Psychiatrists’ earnings are determined by the kind of practice they have and its location, their experience, and the number of patients they treat. Like other physicians, their average income is among the highest of any occupation.

The median salary for a general psychiatrist in 2004 with over a year in their specialty was around $180,000, according to the U.S. Department of Labor. According to Physicians Search, a physician recruitment agency, average starting salaries for psychiatrists ranged from $110,000 to $180,000 in 2004. Psychiatrists who have practiced for three years or more earned salaries that ranged from $121,000 to $189,499. The median for psychiatrists was $163,144 in 2003, according to the Medical Group Management Association.

Work Environment

Psychiatrists in private practice set their own schedules and usually work regular hours. They may work some evenings or weekends to see patients who cannot take time off during business hours. Most psychiatrists, however, put in long workdays, averaging 52 hours a week, according to American Medical Association statistics. Like other physicians, psychiatrists are always on call. Dr. Jenny Kane likens the obligations of her job to parenting. “Whatever and whenever a patient needs me, it’s my job to be there—or at least to make arrangements to have them taken care of,” she says.
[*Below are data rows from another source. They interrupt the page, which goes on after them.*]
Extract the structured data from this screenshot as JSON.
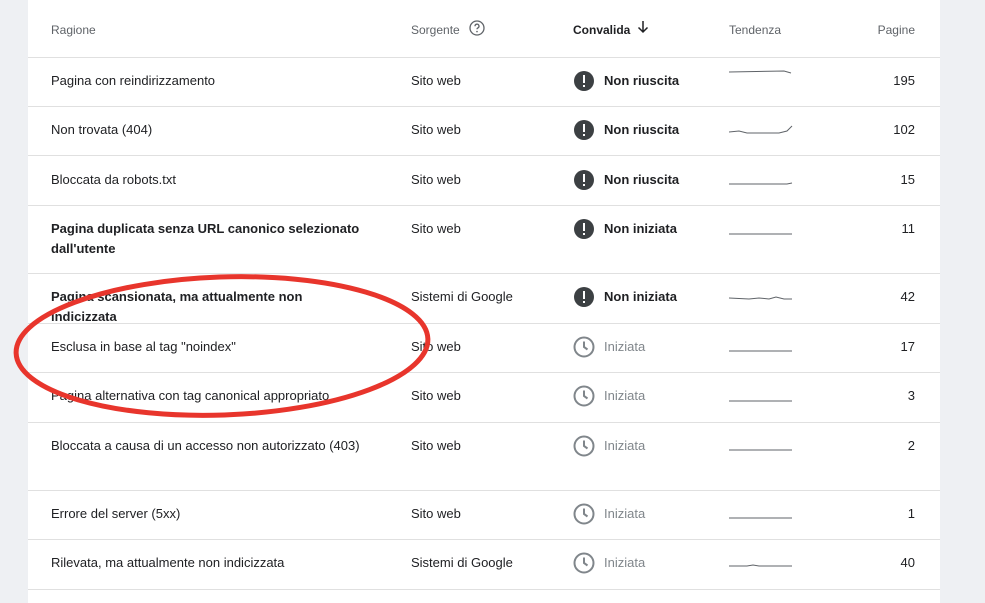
{
  "table": {
    "headers": {
      "reason": "Ragione",
      "source": "Sorgente",
      "validation": "Convalida",
      "trend": "Tendenza",
      "pages": "Pagine"
    },
    "rows": [
      {
        "reason": "Pagina con reindirizzamento",
        "source": "Sito web",
        "status": "Non riuscita",
        "pages": "195",
        "bold": false
      },
      {
        "reason": "Non trovata (404)",
        "source": "Sito web",
        "status": "Non riuscita",
        "pages": "102",
        "bold": false
      },
      {
        "reason": "Bloccata da robots.txt",
        "source": "Sito web",
        "status": "Non riuscita",
        "pages": "15",
        "bold": false
      },
      {
        "reason": "Pagina duplicata senza URL canonico selezionato dall'utente",
        "source": "Sito web",
        "status": "Non iniziata",
        "pages": "11",
        "bold": true
      },
      {
        "reason": "Pagina scansionata, ma attualmente non indicizzata",
        "source": "Sistemi di Google",
        "status": "Non iniziata",
        "pages": "42",
        "bold": true
      },
      {
        "reason": "Esclusa in base al tag \"noindex\"",
        "source": "Sito web",
        "status": "Iniziata",
        "pages": "17",
        "bold": false
      },
      {
        "reason": "Pagina alternativa con tag canonical appropriato",
        "source": "Sito web",
        "status": "Iniziata",
        "pages": "3",
        "bold": false
      },
      {
        "reason": "Bloccata a causa di un accesso non autorizzato (403)",
        "source": "Sito web",
        "status": "Iniziata",
        "pages": "2",
        "bold": false
      },
      {
        "reason": "Errore del server (5xx)",
        "source": "Sito web",
        "status": "Iniziata",
        "pages": "1",
        "bold": false
      },
      {
        "reason": "Rilevata, ma attualmente non indicizzata",
        "source": "Sistemi di Google",
        "status": "Iniziata",
        "pages": "40",
        "bold": false
      }
    ]
  },
  "icons": {
    "help": "help-circle-icon",
    "sort": "arrow-down-icon",
    "failed": "error-icon",
    "started": "clock-icon"
  },
  "colors": {
    "error_icon": "#3c4043",
    "started_icon": "#80868b",
    "annotation": "#e8352c",
    "sparkline": "#5f6368"
  }
}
Psychiatrists in private practice typically work in comfortable office settings. Some private psychiatrists also work as hospital staff members, consultants, lecturers, or teachers.
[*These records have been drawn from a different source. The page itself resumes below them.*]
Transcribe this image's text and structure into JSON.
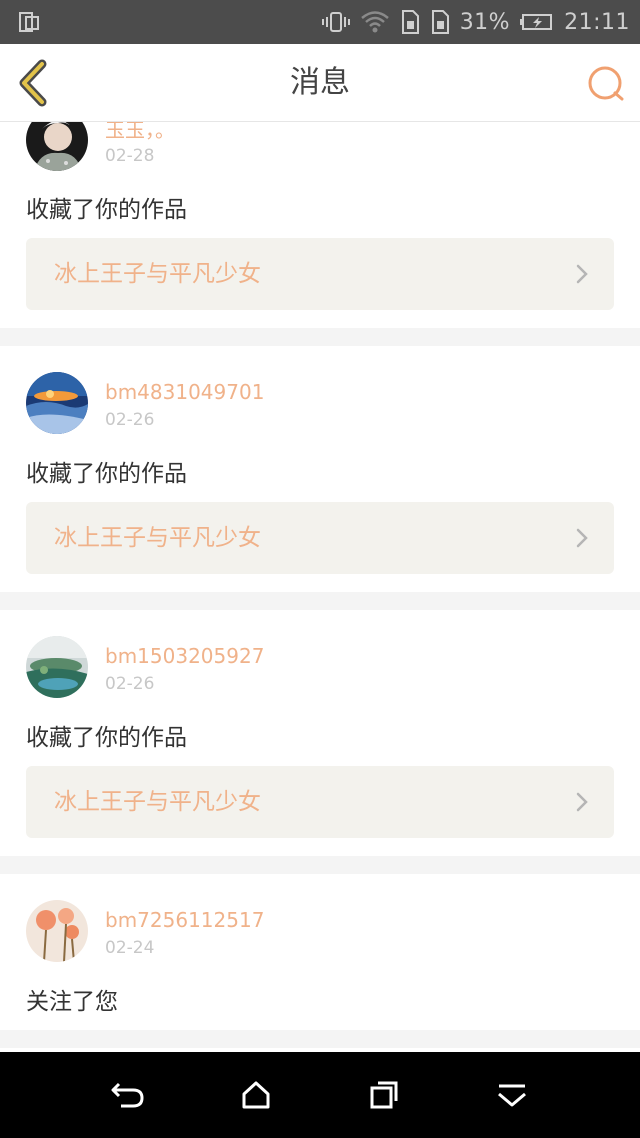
{
  "status_bar": {
    "battery_percent": "31%",
    "time": "21:11"
  },
  "header": {
    "title": "消息"
  },
  "messages": [
    {
      "username": "玉玉，。",
      "date": "02-28",
      "action": "收藏了你的作品",
      "work_title": "冰上王子与平凡少女"
    },
    {
      "username": "bm4831049701",
      "date": "02-26",
      "action": "收藏了你的作品",
      "work_title": "冰上王子与平凡少女"
    },
    {
      "username": "bm1503205927",
      "date": "02-26",
      "action": "收藏了你的作品",
      "work_title": "冰上王子与平凡少女"
    },
    {
      "username": "bm7256112517",
      "date": "02-24",
      "action": "关注了您"
    }
  ],
  "colors": {
    "accent": "#f0b28a",
    "back_arrow": "#d9b43a",
    "link_bg": "#f3f2ed"
  }
}
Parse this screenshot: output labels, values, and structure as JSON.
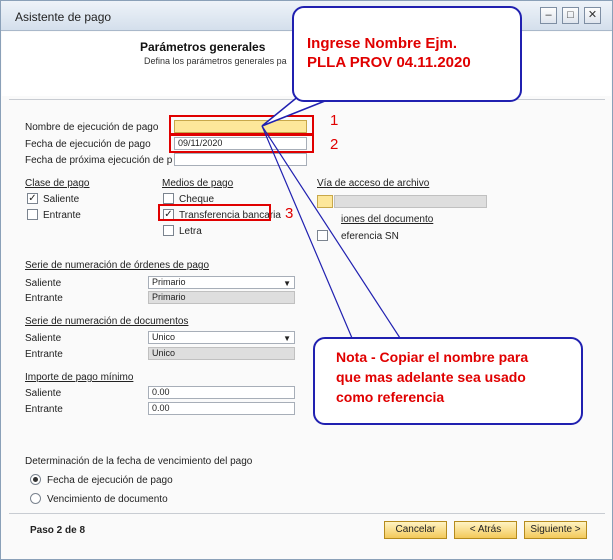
{
  "window": {
    "title": "Asistente de pago"
  },
  "header": {
    "title": "Parámetros generales",
    "subtitle": "Defina los parámetros generales pa"
  },
  "run": {
    "name_label": "Nombre de ejecución de pago",
    "name_value": "",
    "date_label": "Fecha de ejecución de pago",
    "date_value": "09/11/2020",
    "next_label": "Fecha de próxima ejecución de p",
    "next_value": ""
  },
  "payment_class": {
    "heading": "Clase de pago",
    "outgoing": "Saliente",
    "incoming": "Entrante"
  },
  "payment_means": {
    "heading": "Medios de pago",
    "cheque": "Cheque",
    "transfer": "Transferencia bancaria",
    "bill": "Letra"
  },
  "file_access": {
    "heading": "Vía de acceso de archivo",
    "doc_options": "iones del documento",
    "bp_reference": "eferencia SN"
  },
  "order_series": {
    "heading": "Serie de numeración de órdenes de pago",
    "outgoing_label": "Saliente",
    "outgoing_value": "Primario",
    "incoming_label": "Entrante",
    "incoming_value": "Primario"
  },
  "doc_series": {
    "heading": "Serie de numeración de documentos",
    "outgoing_label": "Saliente",
    "outgoing_value": "Unico",
    "incoming_label": "Entrante",
    "incoming_value": "Unico"
  },
  "min_amount": {
    "heading": "Importe de pago mínimo",
    "outgoing_label": "Saliente",
    "outgoing_value": "0.00",
    "incoming_label": "Entrante",
    "incoming_value": "0.00"
  },
  "due_date": {
    "heading": "Determinación de la fecha de vencimiento del pago",
    "option_run_date": "Fecha de ejecución de pago",
    "option_doc_due": "Vencimiento de documento"
  },
  "footer": {
    "step": "Paso 2 de 8",
    "cancel": "Cancelar",
    "back": "< Atrás",
    "next": "Siguiente >"
  },
  "annotations": {
    "num1": "1",
    "num2": "2",
    "num3": "3",
    "callout_top_line1": "Ingrese Nombre Ejm.",
    "callout_top_line2": "PLLA PROV 04.11.2020",
    "callout_note_line1": "Nota - Copiar el nombre para",
    "callout_note_line2": "que mas adelante sea usado",
    "callout_note_line3": "como referencia"
  },
  "colors": {
    "annotation_red": "#e00000",
    "callout_border": "#2020b0",
    "required_field": "#fde79a",
    "button_gold": "#f3c95a"
  }
}
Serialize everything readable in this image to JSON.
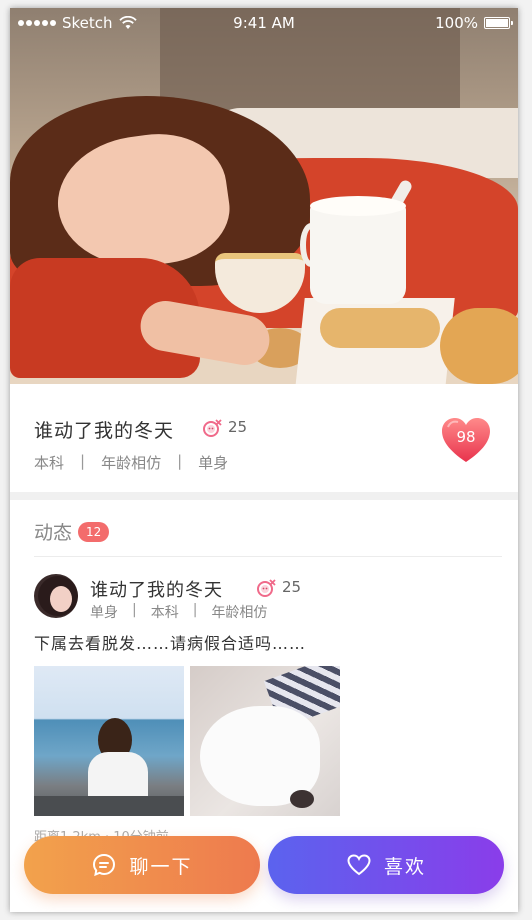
{
  "status_bar": {
    "carrier": "Sketch",
    "time": "9:41 AM",
    "battery": "100%"
  },
  "profile": {
    "name": "谁动了我的冬天",
    "age": "25",
    "tags": [
      "本科",
      "年龄相仿",
      "单身"
    ],
    "score": "98"
  },
  "moments": {
    "title": "动态",
    "count": "12",
    "post": {
      "name": "谁动了我的冬天",
      "age": "25",
      "tags": [
        "单身",
        "本科",
        "年龄相仿"
      ],
      "text": "下属去看脱发……请病假合适吗……",
      "meta": "距离1.2km · 10分钟前"
    }
  },
  "actions": {
    "chat_label": "聊一下",
    "like_label": "喜欢"
  },
  "colors": {
    "accent_red": "#f36c6c",
    "chat_gradient": [
      "#f2a24c",
      "#ee7a4e"
    ],
    "like_gradient": [
      "#5b63ee",
      "#8a3dea"
    ]
  },
  "icons": {
    "female": "female-icon",
    "heart": "heart-icon",
    "chat": "chat-bubble-icon",
    "wifi": "wifi-icon",
    "battery": "battery-icon"
  }
}
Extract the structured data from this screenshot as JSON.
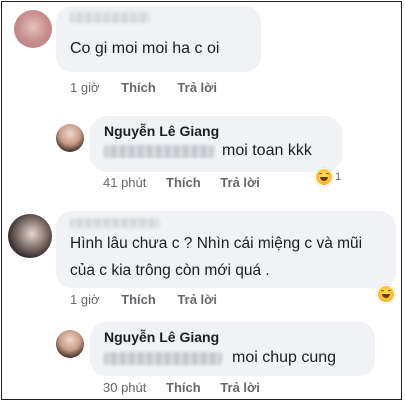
{
  "comments": [
    {
      "text": "Co gi moi moi ha c oi",
      "time": "1 giờ",
      "like": "Thích",
      "reply": "Trả lời"
    },
    {
      "author": "Nguyễn Lê Giang",
      "text": "moi toan kkk",
      "time": "41 phút",
      "like": "Thích",
      "reply": "Trả lời",
      "reaction_count": "1"
    },
    {
      "author": "Minh Tuyền Phan",
      "text_line1": "Hình lâu chưa c ? Nhìn cái miệng c và mũi",
      "text_line2": "của c kia trông còn mới quá .",
      "time": "1 giờ",
      "like": "Thích",
      "reply": "Trả lời"
    },
    {
      "author": "Nguyễn Lê Giang",
      "mention": "Minh Tuyền Phan",
      "text": "moi chup cung",
      "time": "30 phút",
      "like": "Thích",
      "reply": "Trả lời"
    }
  ],
  "colors": {
    "bubble": "#f0f2f5",
    "meta_text": "#65676b",
    "main_text": "#1c1e21",
    "reaction": "#f7b928"
  },
  "icons": [
    "laugh-reaction-icon"
  ]
}
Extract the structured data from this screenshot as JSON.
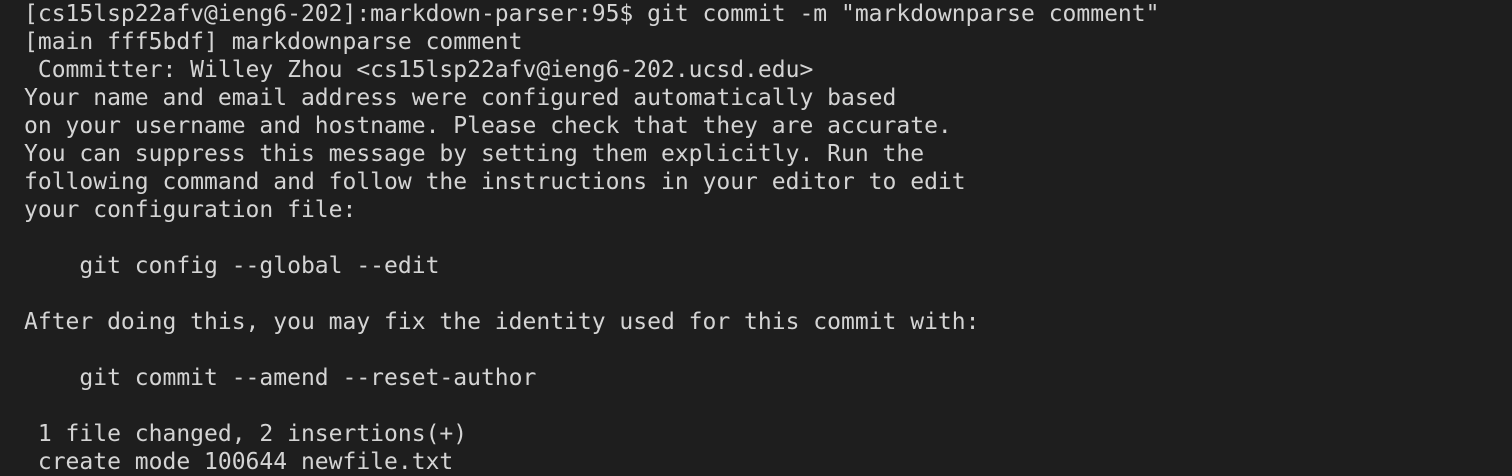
{
  "terminal": {
    "lines": [
      "[cs15lsp22afv@ieng6-202]:markdown-parser:95$ git commit -m \"markdownparse comment\"",
      "[main fff5bdf] markdownparse comment",
      " Committer: Willey Zhou <cs15lsp22afv@ieng6-202.ucsd.edu>",
      "Your name and email address were configured automatically based",
      "on your username and hostname. Please check that they are accurate.",
      "You can suppress this message by setting them explicitly. Run the",
      "following command and follow the instructions in your editor to edit",
      "your configuration file:",
      "",
      "    git config --global --edit",
      "",
      "After doing this, you may fix the identity used for this commit with:",
      "",
      "    git commit --amend --reset-author",
      "",
      " 1 file changed, 2 insertions(+)",
      " create mode 100644 newfile.txt"
    ]
  }
}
Salaried psychiatrists work in private hospitals, state hospitals, and community mental health centers. They also work for government agencies, such as the U.S. Department of Health and Human Services, the Department of Defense, and the Department of Veterans Affairs. Psychiatrists who work in public facilities often bear heavy workloads. Changes in treatment have reduced the number of patients in hospitals and have increased the number of patients in community health centers.

Psychiatrist Career Outlook

The U.S. Department of Labor predicts employment for all physicians to grow faster than the average career through 2014. Opportunities for psychiatrists in private practice and salaried positions are good. Demand is great for child psychiatrists, and other specialties are also in short supply, especially in rural areas and public facilities.
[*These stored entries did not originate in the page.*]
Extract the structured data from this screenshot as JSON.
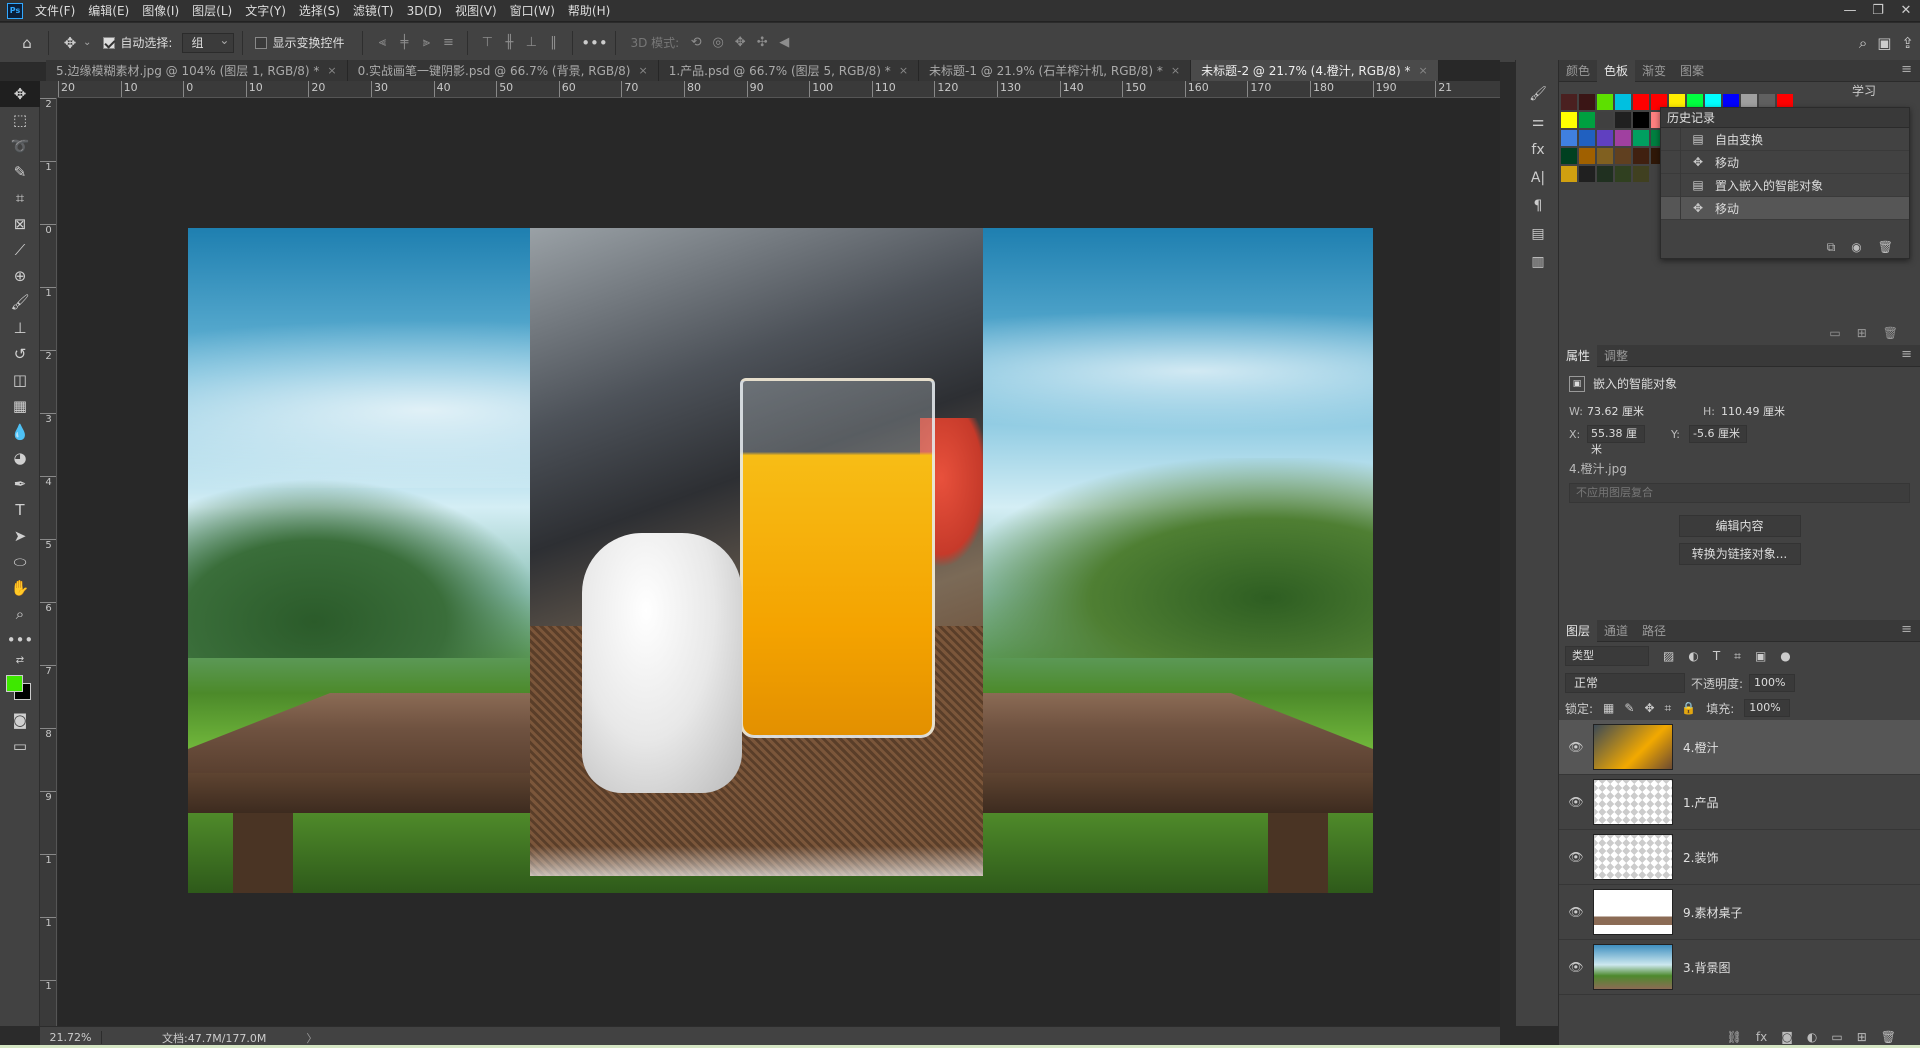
{
  "menubar": {
    "logo": "Ps",
    "items": [
      "文件(F)",
      "编辑(E)",
      "图像(I)",
      "图层(L)",
      "文字(Y)",
      "选择(S)",
      "滤镜(T)",
      "3D(D)",
      "视图(V)",
      "窗口(W)",
      "帮助(H)"
    ],
    "window_controls": [
      "—",
      "❐",
      "✕"
    ]
  },
  "options": {
    "auto_select_label": "自动选择:",
    "auto_select_value": "组",
    "show_transform_label": "显示变换控件",
    "mode_3d_label": "3D 模式:"
  },
  "tabs": [
    {
      "label": "5.边缘模糊素材.jpg @ 104% (图层 1, RGB/8) *",
      "close": "×"
    },
    {
      "label": "0.实战画笔一键阴影.psd @ 66.7% (背景, RGB/8)",
      "close": "×"
    },
    {
      "label": "1.产品.psd @ 66.7% (图层 5, RGB/8) *",
      "close": "×"
    },
    {
      "label": "未标题-1 @ 21.9% (石羊榨汁机, RGB/8) *",
      "close": "×"
    },
    {
      "label": "未标题-2 @ 21.7% (4.橙汁, RGB/8) *",
      "close": "×"
    }
  ],
  "ruler_h": [
    "20",
    "10",
    "0",
    "10",
    "20",
    "30",
    "40",
    "50",
    "60",
    "70",
    "80",
    "90",
    "100",
    "110",
    "120",
    "130",
    "140",
    "150",
    "160",
    "170",
    "180",
    "190",
    "21"
  ],
  "ruler_v": [
    "2",
    "1",
    "0",
    "1",
    "2",
    "3",
    "4",
    "5",
    "6",
    "7",
    "8",
    "9",
    "1",
    "1",
    "1"
  ],
  "status": {
    "zoom": "21.72%",
    "doc_info": "文档:47.7M/177.0M",
    "arrow": "〉"
  },
  "color_panel": {
    "tabs": [
      "颜色",
      "色板",
      "渐变",
      "图案"
    ],
    "active_tab": "色板",
    "swatches": [
      "#4a2020",
      "#3a1515",
      "#5de000",
      "#00c0e0",
      "#ff0000",
      "#ff0000",
      "#ffee00",
      "#00ff40",
      "#00ffff",
      "#0000ff",
      "#a0a0a0",
      "#606060",
      "#ff0000",
      "#ffff00",
      "#00a040",
      "#404040",
      "#202020",
      "#000000",
      "#ff8080",
      "#ffc080",
      "#8080e0",
      "#6060c0",
      "#a080e0",
      "#e080e0",
      "#c060c0",
      "#00a0e0",
      "#4080e0",
      "#2060c0",
      "#6040c0",
      "#a040a0",
      "#00a060",
      "#008040",
      "#006040",
      "#004080",
      "#203080",
      "#60a000",
      "#408000",
      "#206000",
      "#006020",
      "#004020",
      "#a06000",
      "#806020",
      "#604020",
      "#402010",
      "#301808",
      "#e0b070",
      "#c09050",
      "#a07030",
      "#804010",
      "#602000",
      "#00e0c0",
      "#e0d040",
      "#d0a010",
      "#202020",
      "#203020",
      "#304020",
      "#404020"
    ]
  },
  "history": {
    "title": "历史记录",
    "items": [
      {
        "icon": "▤",
        "label": "自由变换"
      },
      {
        "icon": "✥",
        "label": "移动"
      },
      {
        "icon": "▤",
        "label": "置入嵌入的智能对象"
      },
      {
        "icon": "✥",
        "label": "移动"
      }
    ]
  },
  "properties": {
    "tabs": [
      "属性",
      "调整"
    ],
    "object_type": "嵌入的智能对象",
    "w_label": "W:",
    "w": "73.62 厘米",
    "h_label": "H:",
    "h": "110.49 厘米",
    "x_label": "X:",
    "x": "55.38 厘米",
    "y_label": "Y:",
    "y": "-5.6 厘米",
    "file": "4.橙汁.jpg",
    "comp": "不应用图层复合",
    "edit_btn": "编辑内容",
    "convert_btn": "转换为链接对象..."
  },
  "layers_panel": {
    "tabs": [
      "图层",
      "通道",
      "路径"
    ],
    "kind": "类型",
    "blend": "正常",
    "opacity_label": "不透明度:",
    "opacity": "100%",
    "lock_label": "锁定:",
    "fill_label": "填充:",
    "fill": "100%",
    "layers": [
      {
        "name": "4.橙汁",
        "selected": true
      },
      {
        "name": "1.产品",
        "selected": false
      },
      {
        "name": "2.装饰",
        "selected": false
      },
      {
        "name": "9.素材桌子",
        "selected": false
      },
      {
        "name": "3.背景图",
        "selected": false
      }
    ]
  },
  "right_header": "学习",
  "colors": {
    "foreground": "#3ee800",
    "background": "#000000"
  }
}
A number of factors contribute to this shortage. Growing population and increasing life span add up to more people who need psychiatric care; rising incomes enable more people to afford treatment; and higher educational levels make more people aware of the importance of mental health care. Medical insurance, although it usually limits the amount of mental health care, may provide some coverage. However, the amount of benefits being paid out has been more than cut in half over the past 10 years.

Psychiatrists are also needed as researchers to explore the causes of mental illness and develop new ways to treat it.